Dopo questo splendido monumento alla tragicità mozartiana, presaga di sofferte atmosfere romantiche, con la Quarta Sinfonia op. 36 di Cajkovskij siamo proiettati nella temperie tardo-ottocentesca di una soggettività figlia del Romanticismo, ma già venata del disperato senso di morte delle opere del Decadentismo. Composta tra la fine del 1876 e la fine dell’anno successivo, la Quarta reca i segni del tormento esistenziale di Cajkovskij, angosciato dalla propria omosessualità e dalla condanna sociale che essa gli avrebbe procurato, se resa nota; la lettera d’amore inviatagli dalla sua allieva Antonina Milyukova sembrò al compositore, inizialmente, un’ancora di salvezza, ma dopo sole 3 settimane dal matrimonio con lei Cajkovskij fuggì in Ucraina dalla sorella e, più tardi, costretto a riunirsi di nuovo alla moglie a Mosca, tentò di suicidarsi, gettandosi nella Moskova gelata. Unico raggio di luce in questa angosciosa situazione fu l’ammirazione – e poi il sostegno materiale per 16 anni – di una ricca vedova quarantaseienne, Nadezda von Meck, che divenne la confidente del compositore e segreta dedicataria della Quarta Sinfonia.

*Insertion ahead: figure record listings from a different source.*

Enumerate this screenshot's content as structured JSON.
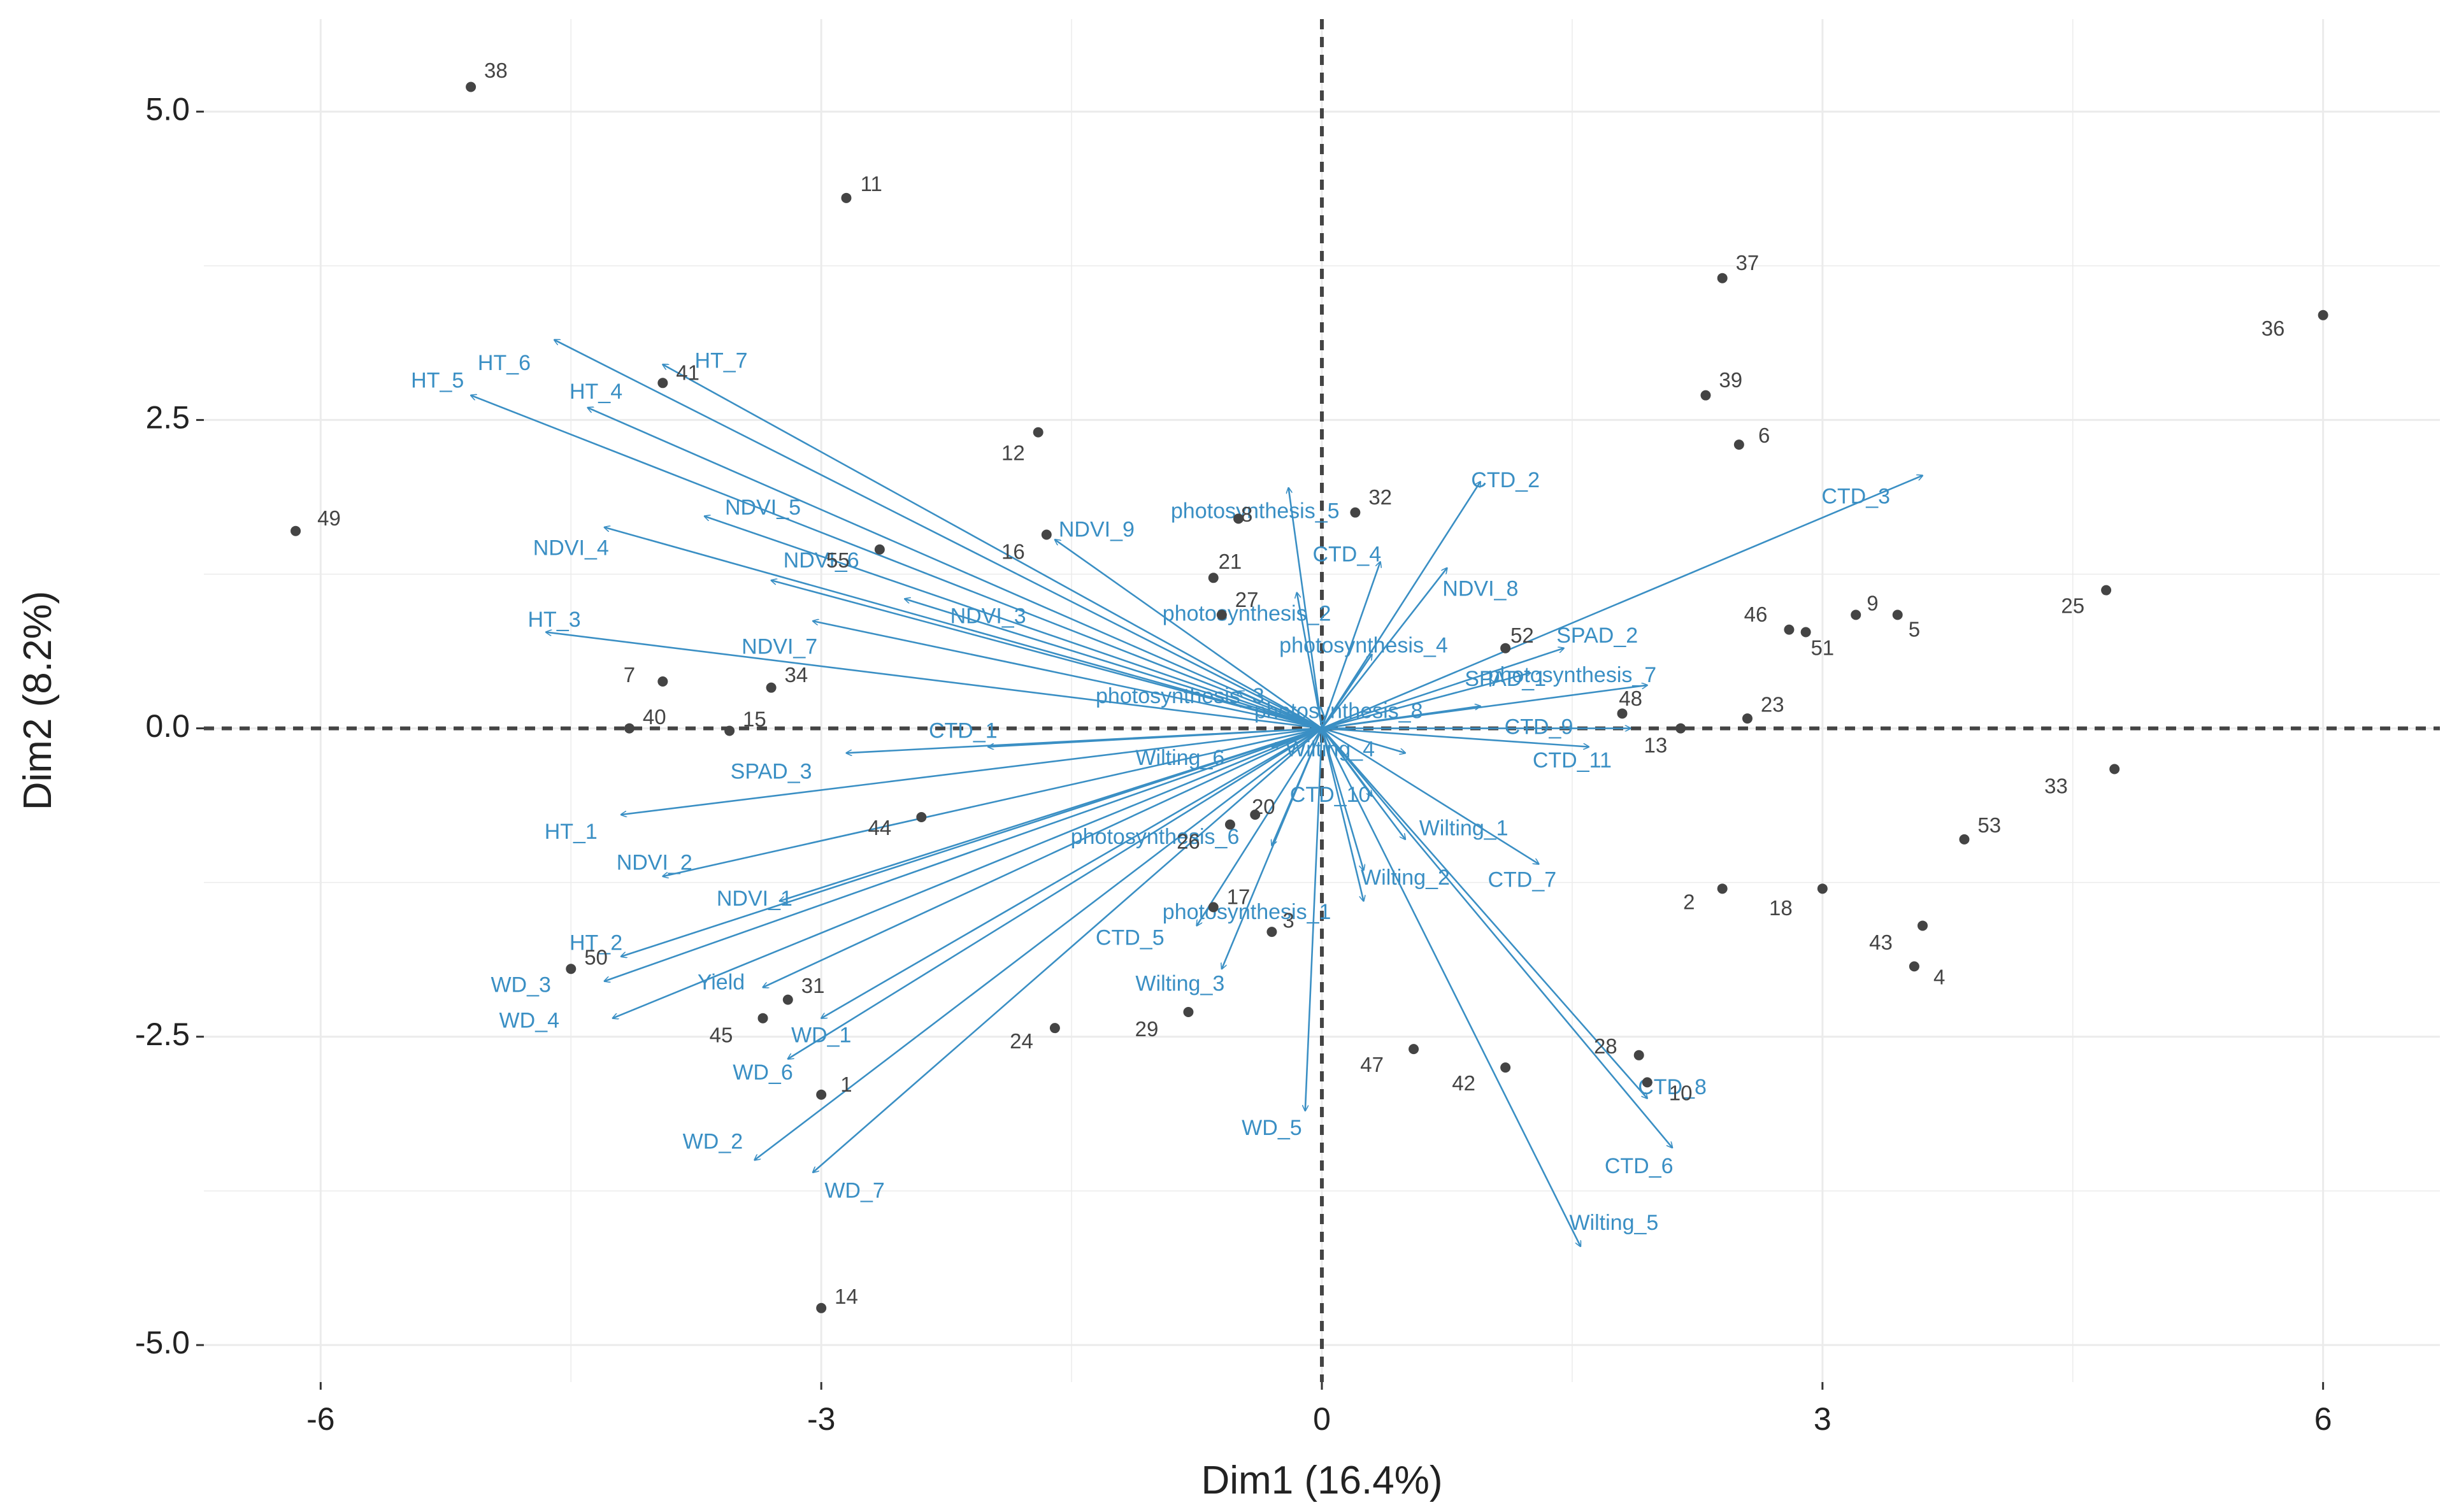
{
  "chart_data": {
    "type": "scatter",
    "subtype": "pca-biplot",
    "title": "",
    "xlabel": "Dim1 (16.4%)",
    "ylabel": "Dim2 (8.2%)",
    "xlim": [
      -6.7,
      6.7
    ],
    "ylim": [
      -5.3,
      5.75
    ],
    "xticks": [
      {
        "v": -6,
        "label": "-6"
      },
      {
        "v": -3,
        "label": "-3"
      },
      {
        "v": 0,
        "label": "0"
      },
      {
        "v": 3,
        "label": "3"
      },
      {
        "v": 6,
        "label": "6"
      }
    ],
    "yticks": [
      {
        "v": 5,
        "label": "5.0"
      },
      {
        "v": 2.5,
        "label": "2.5"
      },
      {
        "v": 0,
        "label": "0.0"
      },
      {
        "v": -2.5,
        "label": "-2.5"
      },
      {
        "v": -5,
        "label": "-5.0"
      }
    ],
    "grid": true,
    "colors": {
      "variables": "#3a8fc4",
      "individuals": "#444444",
      "reference_line": "#444444",
      "grid": "#ebebeb"
    },
    "variables": [
      {
        "name": "HT_6",
        "x": -4.6,
        "y": 3.15,
        "label": "HT_6",
        "lx": -4.9,
        "ly": 2.95
      },
      {
        "name": "HT_7",
        "x": -3.95,
        "y": 2.95,
        "label": "HT_7",
        "lx": -3.6,
        "ly": 2.97
      },
      {
        "name": "HT_5",
        "x": -5.1,
        "y": 2.7,
        "label": "HT_5",
        "lx": -5.3,
        "ly": 2.81
      },
      {
        "name": "HT_4",
        "x": -4.4,
        "y": 2.6,
        "label": "HT_4",
        "lx": -4.35,
        "ly": 2.72
      },
      {
        "name": "NDVI_5",
        "x": -3.7,
        "y": 1.72,
        "label": "NDVI_5",
        "lx": -3.35,
        "ly": 1.78
      },
      {
        "name": "NDVI_4",
        "x": -4.3,
        "y": 1.63,
        "label": "NDVI_4",
        "lx": -4.5,
        "ly": 1.45
      },
      {
        "name": "NDVI_6",
        "x": -3.3,
        "y": 1.2,
        "label": "NDVI_6",
        "lx": -3.0,
        "ly": 1.35
      },
      {
        "name": "NDVI_3",
        "x": -2.5,
        "y": 1.05,
        "label": "NDVI_3",
        "lx": -2.0,
        "ly": 0.9
      },
      {
        "name": "NDVI_7",
        "x": -3.05,
        "y": 0.87,
        "label": "NDVI_7",
        "lx": -3.25,
        "ly": 0.65
      },
      {
        "name": "HT_3",
        "x": -4.65,
        "y": 0.78,
        "label": "HT_3",
        "lx": -4.6,
        "ly": 0.87
      },
      {
        "name": "NDVI_9",
        "x": -1.6,
        "y": 1.53,
        "label": "NDVI_9",
        "lx": -1.35,
        "ly": 1.6
      },
      {
        "name": "photosynthesis_5",
        "x": -0.2,
        "y": 1.95,
        "label": "photosynthesis_5",
        "lx": -0.4,
        "ly": 1.75
      },
      {
        "name": "photosynthesis_2",
        "x": -0.15,
        "y": 1.1,
        "label": "photosynthesis_2",
        "lx": -0.45,
        "ly": 0.92
      },
      {
        "name": "photosynthesis_3",
        "x": -0.5,
        "y": 0.3,
        "label": "photosynthesis_3",
        "lx": -0.85,
        "ly": 0.25
      },
      {
        "name": "photosynthesis_4",
        "x": 0.3,
        "y": 0.6,
        "label": "photosynthesis_4",
        "lx": 0.25,
        "ly": 0.66
      },
      {
        "name": "CTD_4",
        "x": 0.35,
        "y": 1.35,
        "label": "CTD_4",
        "lx": 0.15,
        "ly": 1.4
      },
      {
        "name": "CTD_2",
        "x": 0.95,
        "y": 2.0,
        "label": "CTD_2",
        "lx": 1.1,
        "ly": 2.0
      },
      {
        "name": "NDVI_8",
        "x": 0.75,
        "y": 1.3,
        "label": "NDVI_8",
        "lx": 0.95,
        "ly": 1.12
      },
      {
        "name": "CTD_3",
        "x": 3.6,
        "y": 2.05,
        "label": "CTD_3",
        "lx": 3.2,
        "ly": 1.87
      },
      {
        "name": "SPAD_2",
        "x": 1.45,
        "y": 0.65,
        "label": "SPAD_2",
        "lx": 1.65,
        "ly": 0.74
      },
      {
        "name": "SPAD_1",
        "x": 1.25,
        "y": 0.45,
        "label": "SPAD_1",
        "lx": 1.1,
        "ly": 0.39
      },
      {
        "name": "photosynthesis_7",
        "x": 1.95,
        "y": 0.35,
        "label": "photosynthesis_7",
        "lx": 1.5,
        "ly": 0.42
      },
      {
        "name": "photosynthesis_8",
        "x": 0.95,
        "y": 0.18,
        "label": "photosynthesis_8",
        "lx": 0.1,
        "ly": 0.13
      },
      {
        "name": "CTD_9",
        "x": 1.85,
        "y": 0.0,
        "label": "CTD_9",
        "lx": 1.3,
        "ly": 0.0
      },
      {
        "name": "CTD_11",
        "x": 1.6,
        "y": -0.15,
        "label": "CTD_11",
        "lx": 1.5,
        "ly": -0.27
      },
      {
        "name": "CTD_1",
        "x": -2.0,
        "y": -0.15,
        "label": "CTD_1",
        "lx": -2.15,
        "ly": -0.03
      },
      {
        "name": "SPAD_3",
        "x": -2.85,
        "y": -0.2,
        "label": "SPAD_3",
        "lx": -3.3,
        "ly": -0.36
      },
      {
        "name": "Wilting_4",
        "x": 0.5,
        "y": -0.2,
        "label": "Wilting_4",
        "lx": 0.05,
        "ly": -0.18
      },
      {
        "name": "Wilting_6",
        "x": -0.3,
        "y": -0.15,
        "label": "Wilting_6",
        "lx": -0.85,
        "ly": -0.25
      },
      {
        "name": "HT_1",
        "x": -4.2,
        "y": -0.7,
        "label": "HT_1",
        "lx": -4.5,
        "ly": -0.85
      },
      {
        "name": "CTD_10",
        "x": 0.3,
        "y": -0.55,
        "label": "CTD_10",
        "lx": 0.05,
        "ly": -0.55
      },
      {
        "name": "Wilting_1",
        "x": 0.5,
        "y": -0.9,
        "label": "Wilting_1",
        "lx": 0.85,
        "ly": -0.82
      },
      {
        "name": "photosynthesis_6",
        "x": -0.3,
        "y": -0.95,
        "label": "photosynthesis_6",
        "lx": -1.0,
        "ly": -0.89
      },
      {
        "name": "NDVI_2",
        "x": -3.95,
        "y": -1.2,
        "label": "NDVI_2",
        "lx": -4.0,
        "ly": -1.1
      },
      {
        "name": "Wilting_2",
        "x": 0.25,
        "y": -1.15,
        "label": "Wilting_2",
        "lx": 0.5,
        "ly": -1.22
      },
      {
        "name": "CTD_7",
        "x": 1.3,
        "y": -1.1,
        "label": "CTD_7",
        "lx": 1.2,
        "ly": -1.24
      },
      {
        "name": "NDVI_1",
        "x": -3.25,
        "y": -1.4,
        "label": "NDVI_1",
        "lx": -3.4,
        "ly": -1.39
      },
      {
        "name": "photosynthesis_1",
        "x": 0.25,
        "y": -1.4,
        "label": "photosynthesis_1",
        "lx": -0.45,
        "ly": -1.5
      },
      {
        "name": "CTD_5",
        "x": -0.75,
        "y": -1.6,
        "label": "CTD_5",
        "lx": -1.15,
        "ly": -1.71
      },
      {
        "name": "HT_2",
        "x": -4.2,
        "y": -1.85,
        "label": "HT_2",
        "lx": -4.35,
        "ly": -1.75
      },
      {
        "name": "WD_3",
        "x": -4.3,
        "y": -2.05,
        "label": "WD_3",
        "lx": -4.8,
        "ly": -2.09
      },
      {
        "name": "Yield",
        "x": -3.35,
        "y": -2.1,
        "label": "Yield",
        "lx": -3.6,
        "ly": -2.07
      },
      {
        "name": "WD_4",
        "x": -4.25,
        "y": -2.35,
        "label": "WD_4",
        "lx": -4.75,
        "ly": -2.38
      },
      {
        "name": "WD_1",
        "x": -3.0,
        "y": -2.35,
        "label": "WD_1",
        "lx": -3.0,
        "ly": -2.5
      },
      {
        "name": "WD_6",
        "x": -3.2,
        "y": -2.68,
        "label": "WD_6",
        "lx": -3.35,
        "ly": -2.8
      },
      {
        "name": "Wilting_3",
        "x": -0.6,
        "y": -1.95,
        "label": "Wilting_3",
        "lx": -0.85,
        "ly": -2.08
      },
      {
        "name": "WD_2",
        "x": -3.4,
        "y": -3.5,
        "label": "WD_2",
        "lx": -3.65,
        "ly": -3.36
      },
      {
        "name": "WD_7",
        "x": -3.05,
        "y": -3.6,
        "label": "WD_7",
        "lx": -2.8,
        "ly": -3.76
      },
      {
        "name": "WD_5",
        "x": -0.1,
        "y": -3.1,
        "label": "WD_5",
        "lx": -0.3,
        "ly": -3.25
      },
      {
        "name": "CTD_8",
        "x": 1.95,
        "y": -3.0,
        "label": "CTD_8",
        "lx": 2.1,
        "ly": -2.92
      },
      {
        "name": "CTD_6",
        "x": 2.1,
        "y": -3.4,
        "label": "CTD_6",
        "lx": 1.9,
        "ly": -3.56
      },
      {
        "name": "Wilting_5",
        "x": 1.55,
        "y": -4.2,
        "label": "Wilting_5",
        "lx": 1.75,
        "ly": -4.02
      }
    ],
    "individuals": [
      {
        "label": "38",
        "x": -5.1,
        "y": 5.2,
        "lx": -4.95,
        "ly": 5.32
      },
      {
        "label": "11",
        "x": -2.85,
        "y": 4.3,
        "lx": -2.7,
        "ly": 4.4
      },
      {
        "label": "37",
        "x": 2.4,
        "y": 3.65,
        "lx": 2.55,
        "ly": 3.76
      },
      {
        "label": "36",
        "x": 6.0,
        "y": 3.35,
        "lx": 5.7,
        "ly": 3.23
      },
      {
        "label": "41",
        "x": -3.95,
        "y": 2.8,
        "lx": -3.8,
        "ly": 2.87
      },
      {
        "label": "39",
        "x": 2.3,
        "y": 2.7,
        "lx": 2.45,
        "ly": 2.81
      },
      {
        "label": "12",
        "x": -1.7,
        "y": 2.4,
        "lx": -1.85,
        "ly": 2.22
      },
      {
        "label": "6",
        "x": 2.5,
        "y": 2.3,
        "lx": 2.65,
        "ly": 2.36
      },
      {
        "label": "49",
        "x": -6.15,
        "y": 1.6,
        "lx": -5.95,
        "ly": 1.69
      },
      {
        "label": "32",
        "x": 0.2,
        "y": 1.75,
        "lx": 0.35,
        "ly": 1.86
      },
      {
        "label": "8",
        "x": -0.5,
        "y": 1.7,
        "lx": -0.45,
        "ly": 1.72
      },
      {
        "label": "55",
        "x": -2.65,
        "y": 1.45,
        "lx": -2.9,
        "ly": 1.35
      },
      {
        "label": "16",
        "x": -1.65,
        "y": 1.57,
        "lx": -1.85,
        "ly": 1.42
      },
      {
        "label": "21",
        "x": -0.65,
        "y": 1.22,
        "lx": -0.55,
        "ly": 1.34
      },
      {
        "label": "27",
        "x": -0.6,
        "y": 0.92,
        "lx": -0.45,
        "ly": 1.03
      },
      {
        "label": "25",
        "x": 4.7,
        "y": 1.12,
        "lx": 4.5,
        "ly": 0.98
      },
      {
        "label": "46",
        "x": 2.8,
        "y": 0.8,
        "lx": 2.6,
        "ly": 0.91
      },
      {
        "label": "9",
        "x": 3.2,
        "y": 0.92,
        "lx": 3.3,
        "ly": 1.0
      },
      {
        "label": "5",
        "x": 3.45,
        "y": 0.92,
        "lx": 3.55,
        "ly": 0.79
      },
      {
        "label": "51",
        "x": 2.9,
        "y": 0.78,
        "lx": 3.0,
        "ly": 0.64
      },
      {
        "label": "52",
        "x": 1.1,
        "y": 0.65,
        "lx": 1.2,
        "ly": 0.74
      },
      {
        "label": "7",
        "x": -3.95,
        "y": 0.38,
        "lx": -4.15,
        "ly": 0.42
      },
      {
        "label": "34",
        "x": -3.3,
        "y": 0.33,
        "lx": -3.15,
        "ly": 0.42
      },
      {
        "label": "48",
        "x": 1.8,
        "y": 0.12,
        "lx": 1.85,
        "ly": 0.23
      },
      {
        "label": "23",
        "x": 2.55,
        "y": 0.08,
        "lx": 2.7,
        "ly": 0.18
      },
      {
        "label": "13",
        "x": 2.15,
        "y": 0.0,
        "lx": 2.0,
        "ly": -0.15
      },
      {
        "label": "40",
        "x": -4.15,
        "y": 0.0,
        "lx": -4.0,
        "ly": 0.08
      },
      {
        "label": "15",
        "x": -3.55,
        "y": -0.02,
        "lx": -3.4,
        "ly": 0.06
      },
      {
        "label": "33",
        "x": 4.75,
        "y": -0.33,
        "lx": 4.4,
        "ly": -0.48
      },
      {
        "label": "53",
        "x": 3.85,
        "y": -0.9,
        "lx": 4.0,
        "ly": -0.8
      },
      {
        "label": "44",
        "x": -2.4,
        "y": -0.72,
        "lx": -2.65,
        "ly": -0.82
      },
      {
        "label": "20",
        "x": -0.4,
        "y": -0.7,
        "lx": -0.35,
        "ly": -0.65
      },
      {
        "label": "26",
        "x": -0.55,
        "y": -0.78,
        "lx": -0.8,
        "ly": -0.93
      },
      {
        "label": "2",
        "x": 2.4,
        "y": -1.3,
        "lx": 2.2,
        "ly": -1.42
      },
      {
        "label": "18",
        "x": 3.0,
        "y": -1.3,
        "lx": 2.75,
        "ly": -1.47
      },
      {
        "label": "17",
        "x": -0.65,
        "y": -1.45,
        "lx": -0.5,
        "ly": -1.38
      },
      {
        "label": "3",
        "x": -0.3,
        "y": -1.65,
        "lx": -0.2,
        "ly": -1.57
      },
      {
        "label": "43",
        "x": 3.6,
        "y": -1.6,
        "lx": 3.35,
        "ly": -1.75
      },
      {
        "label": "4",
        "x": 3.55,
        "y": -1.93,
        "lx": 3.7,
        "ly": -2.03
      },
      {
        "label": "50",
        "x": -4.5,
        "y": -1.95,
        "lx": -4.35,
        "ly": -1.87
      },
      {
        "label": "31",
        "x": -3.2,
        "y": -2.2,
        "lx": -3.05,
        "ly": -2.1
      },
      {
        "label": "45",
        "x": -3.35,
        "y": -2.35,
        "lx": -3.6,
        "ly": -2.5
      },
      {
        "label": "29",
        "x": -0.8,
        "y": -2.3,
        "lx": -1.05,
        "ly": -2.45
      },
      {
        "label": "24",
        "x": -1.6,
        "y": -2.43,
        "lx": -1.8,
        "ly": -2.55
      },
      {
        "label": "47",
        "x": 0.55,
        "y": -2.6,
        "lx": 0.3,
        "ly": -2.74
      },
      {
        "label": "28",
        "x": 1.9,
        "y": -2.65,
        "lx": 1.7,
        "ly": -2.59
      },
      {
        "label": "42",
        "x": 1.1,
        "y": -2.75,
        "lx": 0.85,
        "ly": -2.89
      },
      {
        "label": "10",
        "x": 1.95,
        "y": -2.87,
        "lx": 2.15,
        "ly": -2.97
      },
      {
        "label": "1",
        "x": -3.0,
        "y": -2.97,
        "lx": -2.85,
        "ly": -2.9
      },
      {
        "label": "14",
        "x": -3.0,
        "y": -4.7,
        "lx": -2.85,
        "ly": -4.62
      }
    ]
  }
}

In questo capolavoro, fin dalle prime battute dell’Andante sostenuto che apre il primo movimento, si sente risuonare il tema del Fato, secondo quanto l’autore scrisse alla sua mecenate a proposito di una sorta d’interpretazione psicologica della Sinfonia, la quale rispecchierebbe la lotta contro il destino che, a differenza del titanismo beethoveniano, si risolve nella sconfitta e nella sofferenza di un antieroe, che Cajkovski rappresentò anche nella sua tragica esperienza biografica. Nel Moderato con anima lo spettro di un valzer risuona come un’illusione di spensieratezza, che presto viene scacciata dal ritorno del tema del destino e da perorazioni accorate e drammatiche di tutta l’orchestra. Segue un Andantino in modo di Canzona, in cui si ascolta un canto popolare russo, affidato all’oboe sulla trama del pizzicato degli archi; la parte centrale (Più mosso) propone un andamento danzante introdotto da clarinetti e fagotti, memori del valzer del movimento precedente, oltre al riaffiorare spettrale del tema del Fato. Lo Scherzo, con il pizzicato ostinato degli archi, impegna l’orchestra in un notevole virtuosismo e il Trio centrale (Meno mosso) introduce nuove atmosfere di sapore pastorale. Il fragoroso tema iniziale del Finale (Allegro con fuoco) si alterna con un’altra melodia popolare russa (“Nel campo s’ergeva la piccola betulla”), avviluppandosi in un vorticoso dispiegamento di energia, nel quale riaffiora ancora il motto del tema del Fato, che poi si stempera in una Coda di grandiosa, drammatica vitalità.